4.Application of Ligand-Based Deep Generative Models to De Novo Drug Design
Almost all the deep generative models reported in Table 1 claimed a supremacy over other methods based on various metrics and/or significance of the designed molecules.
Recently Bush et al. presented three Turing-inspired tests to assess the performances of de novo molecular generators:
the first test was designed to check the ability of de novo design approaches to reproduce medicinal chemistry molecules.
the second test was to check if the generation of 1000 molecules by these techniques could be considered good by a team of medicinal chemists.
authors explored the ability of de novo design algorithm to generate legacy molecules of a drug discovery program starting from a single patented molecule.
The resulting best performing algorithm was BioDig, a more traditional cheminformatics approach based on matched molecular pair (MMP). This novel and valuable approach to assess de novo generative models demonstrated that MMPs are good in mimicking medicinal chemists mind.
As highlighted by many studies, the aim of each de novo design approach should be to propose novel and synthesizable molecules with relevant biological activity. In contrast to the more than hundred deep generative models found in the literature(Table 1), only six studies reported synthesis and testing of AI generated compounds. In Fig. 2, we schematize the de novo design workflows employed by these six case studies, together with the chemical structures of the best generated compounds.
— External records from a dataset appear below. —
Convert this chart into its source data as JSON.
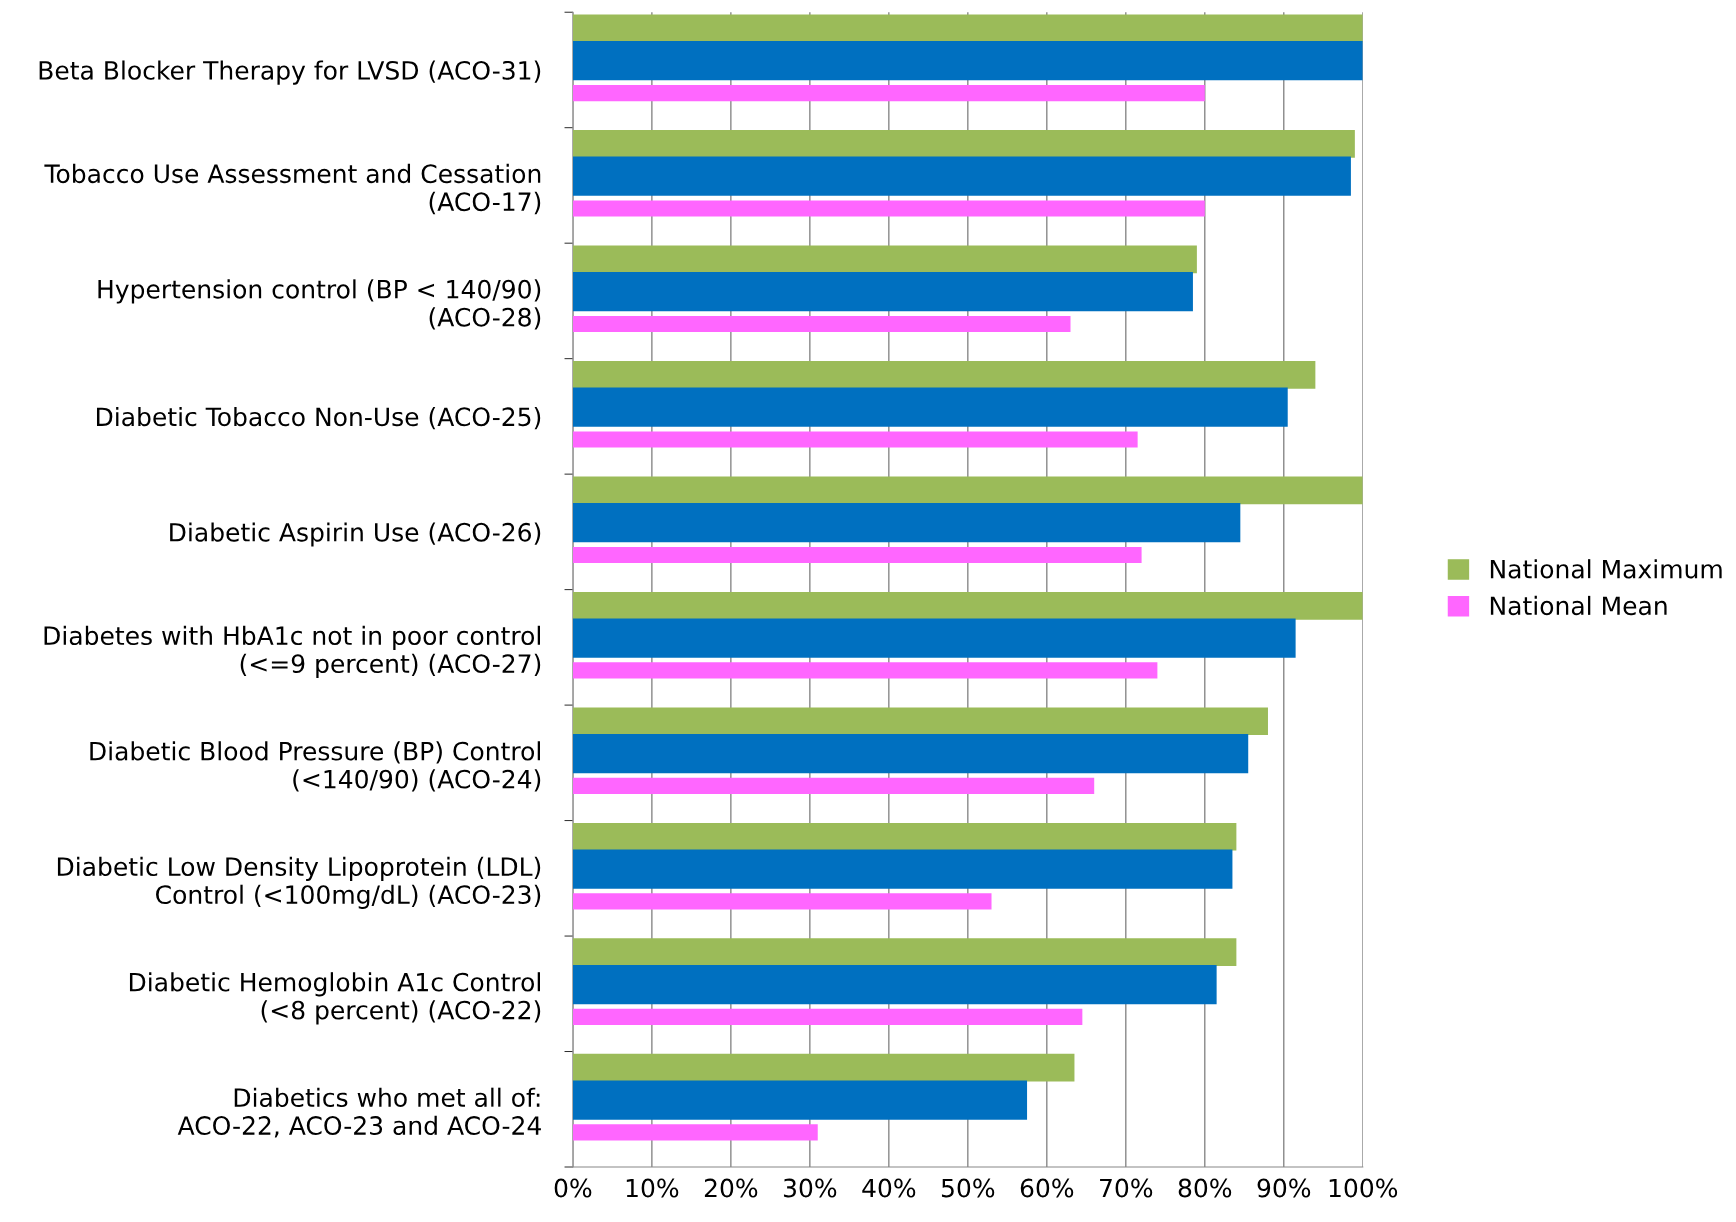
{
  "chart_data": {
    "type": "bar",
    "orientation": "horizontal",
    "categories": [
      "Beta Blocker Therapy for LVSD (ACO-31)",
      "Tobacco Use Assessment and Cessation\n(ACO-17)",
      "Hypertension control (BP < 140/90)\n(ACO-28)",
      "Diabetic Tobacco Non-Use (ACO-25)",
      "Diabetic Aspirin Use (ACO-26)",
      "Diabetes with HbA1c not in poor control\n(<=9 percent) (ACO-27)",
      "Diabetic Blood Pressure (BP) Control\n(<140/90) (ACO-24)",
      "Diabetic Low Density Lipoprotein (LDL)\nControl (<100mg/dL) (ACO-23)",
      "Diabetic Hemoglobin A1c Control\n(<8 percent) (ACO-22)",
      "Diabetics who met all of:\nACO-22, ACO-23 and ACO-24"
    ],
    "series": [
      {
        "name": "National Maximum",
        "color": "#9bbb59",
        "values": [
          100,
          99,
          79,
          94,
          100,
          100,
          88,
          84,
          84,
          63.5
        ]
      },
      {
        "color": "#0070c0",
        "values": [
          100,
          98.5,
          78.5,
          90.5,
          84.5,
          91.5,
          85.5,
          83.5,
          81.5,
          57.5
        ]
      },
      {
        "name": "National Mean",
        "color": "#ff66ff",
        "values": [
          80,
          80,
          63,
          71.5,
          72,
          74,
          66,
          53,
          64.5,
          31
        ]
      }
    ],
    "xlim": [
      0,
      100
    ],
    "xticks": [
      {
        "value": 0,
        "label": "0%"
      },
      {
        "value": 10,
        "label": "10%"
      },
      {
        "value": 20,
        "label": "20%"
      },
      {
        "value": 30,
        "label": "30%"
      },
      {
        "value": 40,
        "label": "40%"
      },
      {
        "value": 50,
        "label": "50%"
      },
      {
        "value": 60,
        "label": "60%"
      },
      {
        "value": 70,
        "label": "70%"
      },
      {
        "value": 80,
        "label": "80%"
      },
      {
        "value": 90,
        "label": "90%"
      },
      {
        "value": 100,
        "label": "100%"
      }
    ],
    "grid": "x",
    "legend": "right"
  }
}
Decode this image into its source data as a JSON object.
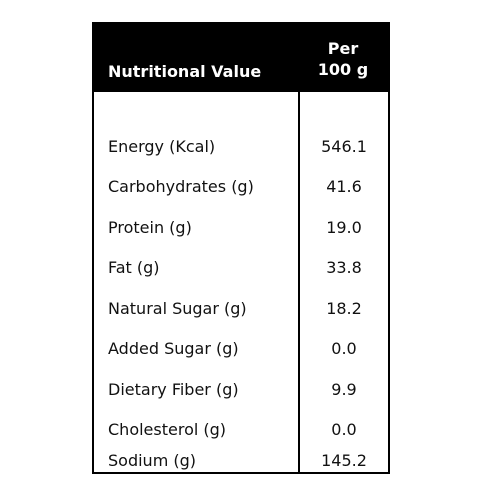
{
  "table": {
    "header": {
      "name_label": "Nutritional Value",
      "per_label_line1": "Per",
      "per_label_line2": "100 g"
    },
    "rows": [
      {
        "name": "Energy (Kcal)",
        "value": "546.1"
      },
      {
        "name": "Carbohydrates (g)",
        "value": "41.6"
      },
      {
        "name": "Protein (g)",
        "value": "19.0"
      },
      {
        "name": "Fat (g)",
        "value": "33.8"
      },
      {
        "name": "Natural Sugar (g)",
        "value": "18.2"
      },
      {
        "name": "Added Sugar (g)",
        "value": "0.0"
      },
      {
        "name": "Dietary Fiber (g)",
        "value": "9.9"
      },
      {
        "name": "Cholesterol (g)",
        "value": "0.0"
      },
      {
        "name": "Sodium (g)",
        "value": "145.2"
      }
    ]
  }
}
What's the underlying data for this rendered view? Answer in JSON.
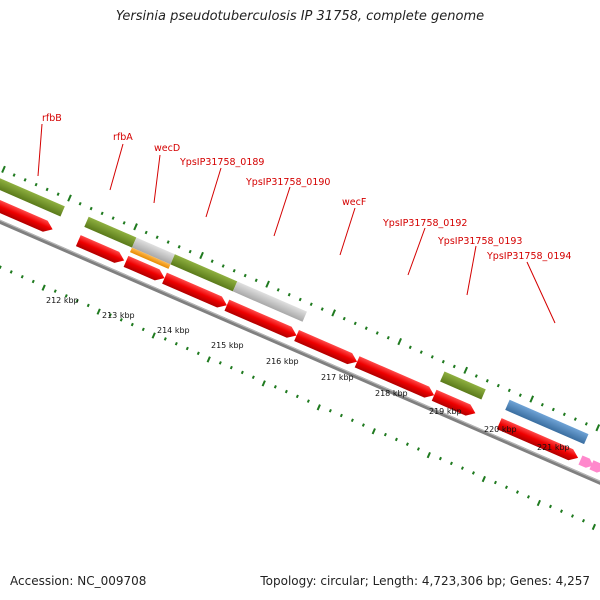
{
  "title": "Yersinia pseudotuberculosis IP 31758, complete genome",
  "footer": {
    "accession": "Accession: NC_009708",
    "topology": "Topology: circular; Length: 4,723,306 bp; Genes: 4,257"
  },
  "colors": {
    "backbone": "#808080",
    "gene_red": "#ee0000",
    "olive": "#6b8e23",
    "gray": "#c0c0c0",
    "orange": "#ff9900",
    "blue": "#4682b4",
    "pink": "#ff88cc",
    "tick_green": "#1f7a1f",
    "label_red": "#d40000"
  },
  "gene_labels": [
    {
      "text": "rfbB"
    },
    {
      "text": "rfbA"
    },
    {
      "text": "wecD"
    },
    {
      "text": "YpsIP31758_0189"
    },
    {
      "text": "YpsIP31758_0190"
    },
    {
      "text": "wecF"
    },
    {
      "text": "YpsIP31758_0192"
    },
    {
      "text": "YpsIP31758_0193"
    },
    {
      "text": "YpsIP31758_0194"
    }
  ],
  "kbp_labels": [
    "212 kbp",
    "213 kbp",
    "214 kbp",
    "215 kbp",
    "216 kbp",
    "217 kbp",
    "218 kbp",
    "219 kbp",
    "220 kbp",
    "221 kbp"
  ]
}
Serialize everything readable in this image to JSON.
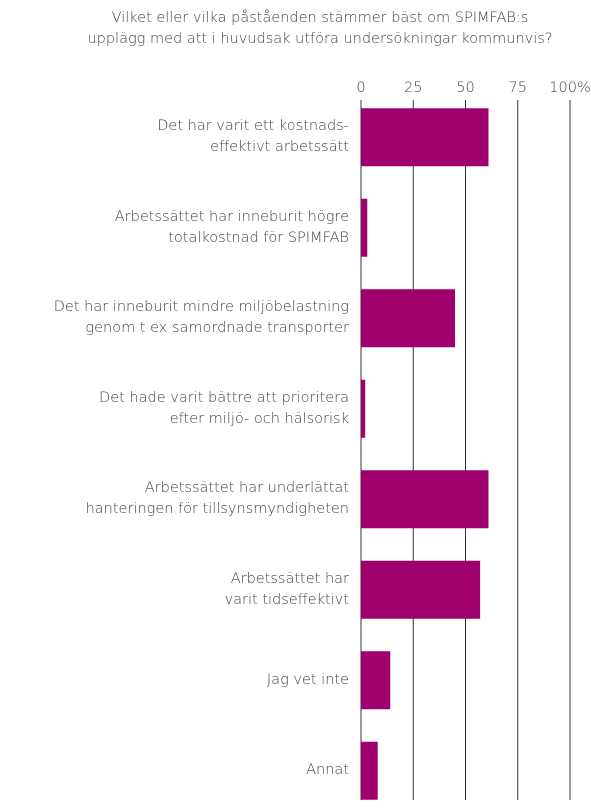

The most famous example of experimentally validated compounds designed by a deep generative models is from 2019. Zhavoronkov et al. showed how a GENTRL network, a combination of VAE, RL, and tensor decomposition, could discover potent inhibitors of DDR1 kinase. Thanks to great results and for the short drug discovery timeline reported, this paper received a lot of attention by the general and social media. However, this work raised also some criticisms and debates in the scientific community. In particular, critiques were raised because of the close similarity of the discovered compound with other reported DDR1 inhibitors, such as the marketed drug Ponatinib, and because of the absence of some key kinases in the off-target panel kinases screened. In a recent publication, Zhavoronkov and Aspuru-Guzik replied to these critiques.
How to assess and compare the performances of different deep generative models is still an open question without a straightforward answer. Also for this reason, the controversy generated by the Zhavoronkov’s work induced Walters and Murcko to suggest some preliminary guidelines in order to establish standard criteria to judge AI generative models and the related designed compounds.
5.Pushing the Boundaries of Ligand-Based Deep Generative Approaches
In theory, all the aforementioned in silico approaches used for post-processing could be included in the scoring function of a deep generative approach. Moreover, one could also add several QSAR models to incorporate further properties, such as off-targets and DMPK information. This is the direction followed by Perron et al., from Iktos, in a very recent publication. In their results, one compound simultaneously met all the project objectives, showing also novel interesting functional groups for the project (see Fig. 2 for the compound structure).
Regarding the combination of generative approaches with specific reward functions in order to push the boundaries of AI generative models, it is worthwhile to also mention the work of Nigam et al…
6.Conclusion
In our study, we found that scoring and post filtering analysis of the generated drug-like molecules still represents a relevant step in the whole process.
While the choice of molecules to synthetize would always represent one of the main aspect of a drug discovery project, the fine-tuning of neural network reward functions could in theory accelerate this step.